我们特别关注视觉科学中通过心理物理学方法验证的三大特征:对比度检测、对比度掩蔽和对比度恒常性对比度检测与掩蔽量化了视觉系统对微小对比度模式的感知能力——前者针对均匀背景(对比度检测),后者针对带图案背景(对比度掩蔽)。这些指标反映了视觉系统的"瓶颈"特性,即限制人类无法感知过暗或过小图案的机制。类似地,计算机视觉系统的摄像头受限于镜头的调制传递函数(MTF)、传感器分辨率、光子噪声等,其方法也需应对相似限制。

对比度恒常性指视觉系统对空间频率和部分亮度的不变性。Georgeson和Sullivan发现,高于检测阈值的对比度(超阈值对比度)感知幅度在不同空间频率下保持一致。这一特性使人类能在不同观察距离下保持对物体对比度的稳定感知。类似不变性也体现在亮度变化中,尽管低亮度下因依赖视杆细胞而出现显著偏差。这种不变性同样是许多计算机视觉方法的核心特征,例如SIFT特征[27]被设计为对对比度、亮度、尺度和旋转保持不变。本研究通过超阈值对比度匹配测试,评估模型是否具备对比度恒常性。

现有研究表明,微小视觉扰动可能导致深度学习模型分类性能显著下降,而人类视觉系统对此类对抗攻击具有鲁棒性,这成为论证深度网络与人类视觉差异的重要论据。

本研究提出新方法:将深度神经网络视为黑箱,通过其对标准视觉刺激(如Gabor斑块和带限噪声)的响应,与人类观察者的心理物理数据进行对比,从而检验基础视觉模型是否共享视觉系统的"瓶颈"特性与不变性。

In summary, our contributions are as follows:

• We developed a protocol to evaluate the similarity between machine vision models and the human visual system. This protocol includes contrast detection, contrast masking, and contrast constancy, subdivided into nine distinct test types that collectively capture the low-level fundamental characteristics of human vision.
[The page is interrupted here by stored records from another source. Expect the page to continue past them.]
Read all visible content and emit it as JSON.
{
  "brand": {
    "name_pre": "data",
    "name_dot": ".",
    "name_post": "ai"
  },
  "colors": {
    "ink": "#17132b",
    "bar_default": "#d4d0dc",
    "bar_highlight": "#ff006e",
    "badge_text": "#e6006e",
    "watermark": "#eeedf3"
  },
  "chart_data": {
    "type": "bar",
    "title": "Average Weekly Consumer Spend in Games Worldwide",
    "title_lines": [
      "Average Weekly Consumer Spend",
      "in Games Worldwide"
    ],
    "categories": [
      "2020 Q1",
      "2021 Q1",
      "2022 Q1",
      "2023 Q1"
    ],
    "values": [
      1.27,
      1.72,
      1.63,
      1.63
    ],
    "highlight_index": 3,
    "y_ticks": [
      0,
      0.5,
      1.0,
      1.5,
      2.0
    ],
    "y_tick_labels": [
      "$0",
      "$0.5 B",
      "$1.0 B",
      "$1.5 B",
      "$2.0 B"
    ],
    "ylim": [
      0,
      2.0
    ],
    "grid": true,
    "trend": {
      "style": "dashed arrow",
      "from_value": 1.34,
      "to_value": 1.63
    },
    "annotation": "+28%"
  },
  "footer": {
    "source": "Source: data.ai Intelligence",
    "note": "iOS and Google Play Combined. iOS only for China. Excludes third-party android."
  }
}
• We tested the image encoders of 45 foundation and generative models. The results reveal similarities between certain foundation models (e.g., DINOv2 and OpenCLIP) and human vision, particularly in the contrast masking test. However, differences persist across other tests.

研究贡献总结
• 提出评估机器视觉模型与人类视觉系统相似性的实验协议,涵盖对比度检测、掩蔽与恒常性三大维度,细分为9种测试类型,全面捕捉人类视觉的低级特征。
• 对45种基础模型和生成模型的图像编码器进行测试。结果表明,部分基础模型(如DINOv2、OpenCLIP)在对比度掩蔽测试中与人类视觉高度相似,但在其他测试中仍存在差异

Figure 6. The quantified similarity error between all 45 models and HVS under 9 different tests. For the Contrast Detection and Contrast Masking tasks, Spearman Correlation was used as the metric, with higher values (closer to 1) indicating greater similarity to human vision. For the Supra-threshold Contrast Matching task, RMSE was used as the metric, with lower values (closer to 0) indicating better similarity.